IMPACT ON FOREST MANAGEMENT UNCERTAIN
The impact of timber certification on forest management is unlikely to be more important than that on the world timber trade. Forestry in many countries is likely to remain unaffected by voluntary timber certification. Even where implemented, just a few forest concessions would generally suffice to supply the market segments demanding certified timber. Domestic timber consumption, strongly increasing in many developing countries and particularly in Asia, would be unaffected by timber certification.
Even worse, timber certification could have undesirable effects on national and international forestry policies. At the national level, timber certification poses the dilemma of voluntary versus mandatory regulations. The voluntary character of certification emerged from international trade considerations but, for many domestic situations, particularly in industrialized countries, doubts can be raised as to the relevance of using voluntary instruments, especially if governments are led to postpone, or even avoid, needed regulations in the forestry sector.
At the international level, certification could have an impact on forestry aid.
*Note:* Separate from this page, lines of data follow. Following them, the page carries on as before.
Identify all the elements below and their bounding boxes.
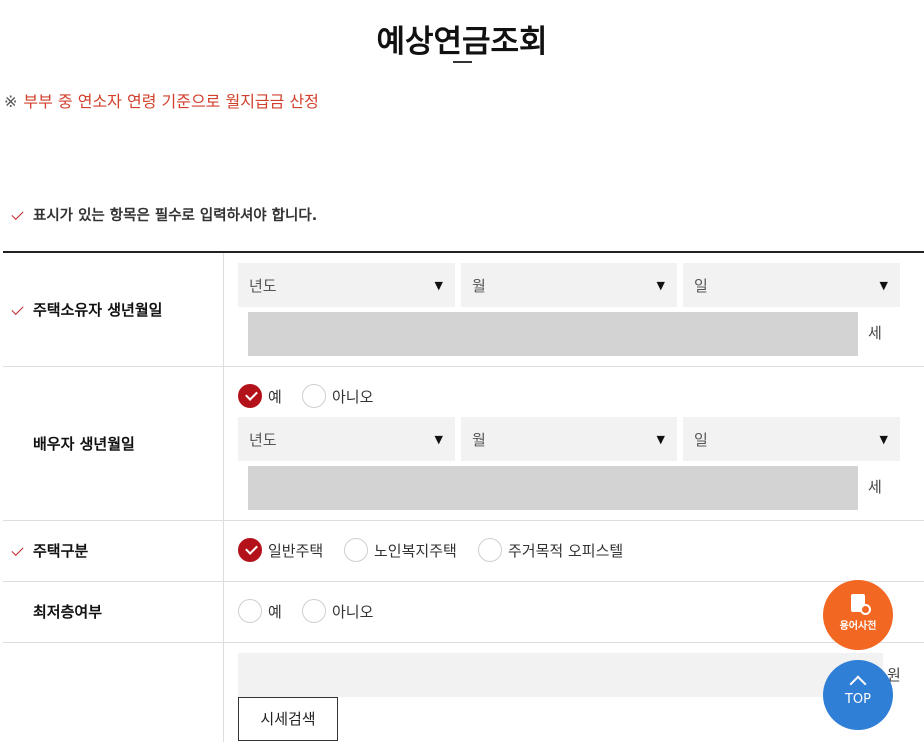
- lowest-floor-yes-label: 예: [268, 602, 282, 621]
- spouse-day-select[interactable]: 일 ▼: [683, 417, 900, 461]
- owner-year-select[interactable]: 년도 ▼: [238, 263, 455, 307]
- spouse-age-unit: 세: [868, 478, 882, 496]
- owner-day-select[interactable]: 일 ▼: [683, 263, 900, 307]
- dropdown-arrow-icon: ▼: [656, 279, 665, 292]
- radio-checked-icon: [238, 538, 262, 562]
- notice-text: 부부 중 연소자 연령 기준으로 월지급금 산정: [23, 92, 319, 111]
- dictionary-button[interactable]: 용어사전: [823, 580, 893, 650]
- spouse-day-value: 일: [694, 431, 708, 449]
- page-title: 예상연금조회: [376, 24, 548, 60]
- row-divider: [3, 366, 924, 367]
- price-search-button[interactable]: 시세검색: [238, 697, 338, 741]
- lowest-floor-no-label: 아니오: [332, 602, 374, 621]
- lowest-floor-label: 최저층여부: [33, 603, 103, 621]
- spouse-no-label: 아니오: [332, 387, 374, 406]
- radio-checked-icon: [238, 384, 262, 408]
- owner-month-value: 월: [472, 277, 486, 295]
- house-type-general-label: 일반주택: [268, 541, 324, 560]
- spouse-month-value: 월: [472, 431, 486, 449]
- notice: ※ 부부 중 연소자 연령 기준으로 월지급금 산정: [4, 88, 319, 112]
- radio-unchecked-icon: [302, 384, 326, 408]
- owner-age-field: [248, 312, 858, 356]
- radio-unchecked-icon: [302, 599, 326, 623]
- lowest-floor-no-radio[interactable]: 아니오: [302, 599, 373, 623]
- radio-unchecked-icon: [478, 538, 502, 562]
- owner-day-value: 일: [694, 277, 708, 295]
- required-check-icon: [11, 207, 24, 221]
- owner-age-unit: 세: [868, 324, 882, 342]
- house-type-officetel-label: 주거목적 오피스텔: [508, 541, 624, 560]
- row-divider: [3, 581, 924, 582]
- house-type-officetel-radio[interactable]: 주거목적 오피스텔: [478, 538, 623, 562]
- notice-mark: ※: [4, 92, 18, 111]
- spouse-year-select[interactable]: 년도 ▼: [238, 417, 455, 461]
- dropdown-arrow-icon: ▼: [879, 279, 888, 292]
- spouse-year-value: 년도: [249, 431, 277, 449]
- house-type-general-radio[interactable]: 일반주택: [238, 538, 323, 562]
- spouse-age-field: [248, 466, 858, 510]
- dictionary-label: 용어사전: [839, 621, 877, 632]
- row-divider: [3, 642, 924, 643]
- spouse-yes-label: 예: [268, 387, 282, 406]
- price-input[interactable]: [238, 653, 883, 697]
- dropdown-arrow-icon: ▼: [879, 433, 888, 446]
- lowest-floor-yes-radio[interactable]: 예: [238, 599, 282, 623]
- required-note-text: 표시가 있는 항목은 필수로 입력하셔야 합니다.: [33, 208, 318, 224]
- top-button[interactable]: TOP: [823, 660, 893, 730]
- dropdown-arrow-icon: ▼: [434, 279, 443, 292]
- dropdown-arrow-icon: ▼: [656, 433, 665, 446]
- radio-unchecked-icon: [238, 599, 262, 623]
- chevron-up-icon: [849, 675, 867, 693]
- column-divider: [223, 253, 224, 742]
- spouse-no-radio[interactable]: 아니오: [302, 384, 373, 408]
- spouse-month-select[interactable]: 월 ▼: [461, 417, 677, 461]
- house-type-senior-radio[interactable]: 노인복지주택: [344, 538, 457, 562]
- top-label: TOP: [844, 692, 871, 707]
- dictionary-book-icon: [851, 594, 871, 615]
- house-type-label: 주택구분: [11, 540, 89, 561]
- owner-month-select[interactable]: 월 ▼: [461, 263, 677, 307]
- required-check-icon: [11, 302, 24, 316]
- radio-unchecked-icon: [344, 538, 368, 562]
- required-check-icon: [11, 543, 24, 557]
- owner-birth-label-text: 주택소유자 생년월일: [33, 301, 163, 319]
- house-type-senior-label: 노인복지주택: [374, 541, 457, 560]
- spouse-birth-label: 배우자 생년월일: [33, 435, 135, 453]
- house-type-label-text: 주택구분: [33, 542, 89, 560]
- owner-year-value: 년도: [249, 277, 277, 295]
- owner-birth-label: 주택소유자 생년월일: [11, 299, 163, 320]
- form-table-top-border: [3, 251, 924, 253]
- dropdown-arrow-icon: ▼: [434, 433, 443, 446]
- spouse-yes-radio[interactable]: 예: [238, 384, 282, 408]
- required-note: 표시가 있는 항목은 필수로 입력하셔야 합니다.: [11, 204, 318, 225]
- row-divider: [3, 520, 924, 521]
- title-underline: [453, 61, 472, 63]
For example, the Protocol on Sustainable Management of Forests that has just been added to the Lomé IV Convention, the main instrument of development cooperation in the hands of the European Union, does not include any new financial resources for forestry (despite the commitments made in Rio de Janeiro). It requires, however, ACP countries to "support the definition and development of certification systems... as part of envisaged internationally harmonized certification systems for all kinds of timber and timber products". Developing countries, including the poorest ones, are therefore asked to do more with less (Zolty, 1995).
Sustainable forest management can take place without timber certification. Conversely, the extent to which certification can help to improve forest management remains unclear, while its economic costs may be significant. The illusion that certification can induce sustainable forest management at no cost, even on a moderate scale, must be dispelled. This is particularly true for tropical countries, where there is still a great need to bring forests designated for timber production under proper management.
Instead of considering certification as "inevitable", policy-makers may want to give serious thought to alternative options, even if they bear budgetary implications. Possible alternative instruments include an international production-related compensatory agreement (Bach and Gram, 1993), a scheme of international registration of forests (similar to wetlands registration under the Ramsar Convention) (Kiekens, Faure and Gabus, 1995), and the long overdue reinforcement of international support to the development and implementation of National Forest Action Plans.
Bach, C.F. & Gram, S. 1993. The tropical timber triangle - a production-related agreement on tropical timber. Copenhagen, Department of Economics and Natural Resources, Royal Veterinary and Agricultural University.
EC. 1995. Draft terms of reference. European Working Group on Timber Certification. Brussels, European Commission.
Kiekens, J.-P. 1995. Europe and tropical timber. Ecodecision. (in press)
Kiekens, J.-P, Faure, J.-J. & Gabus, A. 1995. Aménagement forestier durable, enregistrement international des forêts et éco-certification du bois. Report submitted to the French Ministry of Co-operation and the European Commission. Brussels, Environmental Strategies Europe.
Zolty, A. 1995. Le compromis ACP/UE: un petit joyau d'inconsistance. Afrique Agriculture (June).